Ali dice: “Sono qui da tanti anni, non sono riuscito a costruire nulla. Non ho finito l’università, non sono riuscito a trovare un lavoro. Voglio provare a fare qualcosa in Europa, magari in Germania”. Muhammad è invece stufo di sentirsi dire dai turchi “i nostri soldati stanno combattendo e perdendo la vita in Siria. Perché tu non vai a salvare il tuo Paese?”. È stufo perché “noi non gli abbiamo detto di salvare la Siria, loro sono lì per badare ai propri interessi ai confini!”. Come lui, ci sono altri che stanno partendo alla ricerca di qualcos’altro in Europa. “Sto andando in Grecia inshallah”, “Vivo da quattro anni in Turchia, sono di Idlib. La Turchia ha quattro milioni di siriani, perché un milione non lo prende l’Europa? Qui in Turchia ho lavorato in un alimentari siriano, in una fabbrica, come muratore. Ho fatto di tutto, ma adesso qui non ci sono più possibilità. Siamo troppi. Bisogna andare via” dice Abdullah. Sono circa 75.000 a tentare la fortuna, non solo siriani, “non so se riusciremo a farcela” dice Enis, “qualsiasi cosa succeda, qualsiasi cosa decida Allah, io voglio andare in Europa, non importa dove ma voglio andare in Europa” risponde Yazaan che gli è vicino”.
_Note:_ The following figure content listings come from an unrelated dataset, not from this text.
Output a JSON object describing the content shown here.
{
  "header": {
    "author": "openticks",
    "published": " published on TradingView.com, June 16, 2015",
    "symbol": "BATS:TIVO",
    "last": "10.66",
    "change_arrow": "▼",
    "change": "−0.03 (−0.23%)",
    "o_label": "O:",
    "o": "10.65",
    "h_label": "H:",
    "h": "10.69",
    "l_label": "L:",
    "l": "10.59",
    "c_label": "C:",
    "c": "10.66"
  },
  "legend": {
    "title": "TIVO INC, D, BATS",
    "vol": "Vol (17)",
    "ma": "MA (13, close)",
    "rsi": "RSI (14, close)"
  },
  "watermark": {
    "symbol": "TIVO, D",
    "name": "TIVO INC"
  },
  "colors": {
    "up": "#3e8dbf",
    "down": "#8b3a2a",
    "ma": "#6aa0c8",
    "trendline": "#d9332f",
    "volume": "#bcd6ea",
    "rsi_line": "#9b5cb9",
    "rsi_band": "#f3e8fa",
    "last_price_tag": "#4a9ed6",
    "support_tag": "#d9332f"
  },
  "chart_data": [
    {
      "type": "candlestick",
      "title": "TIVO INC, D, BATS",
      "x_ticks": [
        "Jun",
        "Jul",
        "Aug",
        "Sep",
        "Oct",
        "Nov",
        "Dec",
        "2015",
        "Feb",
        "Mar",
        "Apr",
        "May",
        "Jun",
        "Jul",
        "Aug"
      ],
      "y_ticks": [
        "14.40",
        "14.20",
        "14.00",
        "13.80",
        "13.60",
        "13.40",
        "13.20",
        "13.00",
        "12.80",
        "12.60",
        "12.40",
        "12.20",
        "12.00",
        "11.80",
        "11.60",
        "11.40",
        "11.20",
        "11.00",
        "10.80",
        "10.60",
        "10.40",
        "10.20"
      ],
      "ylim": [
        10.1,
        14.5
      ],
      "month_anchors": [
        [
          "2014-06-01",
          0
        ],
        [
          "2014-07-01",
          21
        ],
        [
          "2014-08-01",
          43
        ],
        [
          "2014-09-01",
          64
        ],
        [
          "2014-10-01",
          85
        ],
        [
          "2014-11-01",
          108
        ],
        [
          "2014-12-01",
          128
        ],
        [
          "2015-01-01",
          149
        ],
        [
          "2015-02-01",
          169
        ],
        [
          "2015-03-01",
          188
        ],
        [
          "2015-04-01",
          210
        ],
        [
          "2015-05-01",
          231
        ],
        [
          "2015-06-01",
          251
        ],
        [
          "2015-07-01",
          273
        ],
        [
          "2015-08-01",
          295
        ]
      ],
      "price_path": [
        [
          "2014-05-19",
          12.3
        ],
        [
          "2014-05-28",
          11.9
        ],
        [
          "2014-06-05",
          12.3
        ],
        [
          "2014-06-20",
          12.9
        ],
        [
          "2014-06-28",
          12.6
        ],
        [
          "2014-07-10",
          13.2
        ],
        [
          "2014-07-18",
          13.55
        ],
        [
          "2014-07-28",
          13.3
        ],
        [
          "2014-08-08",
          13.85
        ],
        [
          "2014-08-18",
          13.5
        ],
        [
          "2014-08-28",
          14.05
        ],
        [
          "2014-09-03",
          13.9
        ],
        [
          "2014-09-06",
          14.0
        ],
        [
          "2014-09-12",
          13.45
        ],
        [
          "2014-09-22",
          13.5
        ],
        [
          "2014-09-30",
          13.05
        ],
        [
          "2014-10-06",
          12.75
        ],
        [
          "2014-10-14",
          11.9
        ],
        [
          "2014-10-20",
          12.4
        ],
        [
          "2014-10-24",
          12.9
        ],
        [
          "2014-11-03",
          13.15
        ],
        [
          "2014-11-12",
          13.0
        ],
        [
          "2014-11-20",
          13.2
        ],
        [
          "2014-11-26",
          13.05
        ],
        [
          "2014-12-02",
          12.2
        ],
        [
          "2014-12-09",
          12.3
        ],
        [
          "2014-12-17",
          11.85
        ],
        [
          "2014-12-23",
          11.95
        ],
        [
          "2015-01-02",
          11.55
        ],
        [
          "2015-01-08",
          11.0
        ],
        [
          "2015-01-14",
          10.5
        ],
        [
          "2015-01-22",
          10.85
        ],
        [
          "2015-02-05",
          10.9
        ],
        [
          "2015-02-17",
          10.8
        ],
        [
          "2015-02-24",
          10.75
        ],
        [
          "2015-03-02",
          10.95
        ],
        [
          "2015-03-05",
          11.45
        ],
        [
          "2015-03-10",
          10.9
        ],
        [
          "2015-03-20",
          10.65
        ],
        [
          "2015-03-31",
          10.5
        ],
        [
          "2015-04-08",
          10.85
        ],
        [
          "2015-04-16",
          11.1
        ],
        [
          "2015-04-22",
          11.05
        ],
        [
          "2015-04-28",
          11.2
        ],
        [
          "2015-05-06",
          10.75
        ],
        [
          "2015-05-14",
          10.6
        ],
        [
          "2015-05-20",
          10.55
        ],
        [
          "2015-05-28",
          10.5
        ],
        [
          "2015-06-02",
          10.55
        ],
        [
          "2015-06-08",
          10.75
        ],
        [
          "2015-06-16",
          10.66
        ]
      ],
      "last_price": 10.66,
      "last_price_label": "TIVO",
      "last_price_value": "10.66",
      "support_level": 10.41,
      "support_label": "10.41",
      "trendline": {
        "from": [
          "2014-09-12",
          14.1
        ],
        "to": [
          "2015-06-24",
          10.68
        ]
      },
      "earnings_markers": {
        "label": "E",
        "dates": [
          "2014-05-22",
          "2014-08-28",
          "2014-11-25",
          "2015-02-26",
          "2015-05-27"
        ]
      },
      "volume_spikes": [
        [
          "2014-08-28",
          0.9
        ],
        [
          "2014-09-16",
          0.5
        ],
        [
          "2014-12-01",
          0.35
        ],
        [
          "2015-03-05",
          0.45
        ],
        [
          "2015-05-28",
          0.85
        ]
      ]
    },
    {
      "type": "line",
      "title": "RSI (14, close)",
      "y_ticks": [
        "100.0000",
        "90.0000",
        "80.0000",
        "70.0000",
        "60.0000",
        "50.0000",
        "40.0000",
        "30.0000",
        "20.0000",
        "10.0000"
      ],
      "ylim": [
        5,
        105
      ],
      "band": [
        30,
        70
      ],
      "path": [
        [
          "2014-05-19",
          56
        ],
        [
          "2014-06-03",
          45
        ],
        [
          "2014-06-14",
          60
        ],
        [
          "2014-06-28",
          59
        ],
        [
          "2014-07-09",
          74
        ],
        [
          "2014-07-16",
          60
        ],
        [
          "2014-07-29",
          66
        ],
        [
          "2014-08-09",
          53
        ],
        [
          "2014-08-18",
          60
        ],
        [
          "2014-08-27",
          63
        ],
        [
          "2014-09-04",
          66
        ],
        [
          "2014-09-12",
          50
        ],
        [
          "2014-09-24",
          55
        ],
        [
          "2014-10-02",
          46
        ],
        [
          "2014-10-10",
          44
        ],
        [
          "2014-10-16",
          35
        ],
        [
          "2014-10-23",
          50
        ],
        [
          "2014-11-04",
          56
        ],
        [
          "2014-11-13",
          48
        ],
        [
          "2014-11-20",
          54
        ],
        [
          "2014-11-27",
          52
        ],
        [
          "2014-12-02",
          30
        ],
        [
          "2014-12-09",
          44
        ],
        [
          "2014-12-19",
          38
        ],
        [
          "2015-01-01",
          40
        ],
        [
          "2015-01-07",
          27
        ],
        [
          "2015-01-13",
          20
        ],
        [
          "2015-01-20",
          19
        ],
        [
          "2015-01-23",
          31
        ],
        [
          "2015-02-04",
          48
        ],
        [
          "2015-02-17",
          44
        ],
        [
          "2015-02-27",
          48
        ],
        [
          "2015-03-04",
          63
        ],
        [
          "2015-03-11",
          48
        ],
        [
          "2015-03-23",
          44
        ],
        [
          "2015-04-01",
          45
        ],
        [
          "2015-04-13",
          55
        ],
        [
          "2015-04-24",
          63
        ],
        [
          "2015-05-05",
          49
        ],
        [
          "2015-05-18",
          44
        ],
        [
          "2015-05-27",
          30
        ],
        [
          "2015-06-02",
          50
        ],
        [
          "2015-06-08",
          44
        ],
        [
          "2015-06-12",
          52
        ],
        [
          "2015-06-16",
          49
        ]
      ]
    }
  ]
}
Ad oggi, 15 marzo 2020, sono circa 150mila i rifugiati che hanno tentato di varcare il confine europeo. È impossibile dire quanti di questi sono siriani. Tutti loro hanno affrontato lacrimogeni, idranti, poliziotti che hanno buttato nel fiume le loro cose, ma hanno anche incontrato chi ha cercato di aiutarli, ambulanze che li hanno soccorsi

[1] Un’espressione turca che può essere tradotta come “ti offriamo a Dio perché si prenda cura di te”.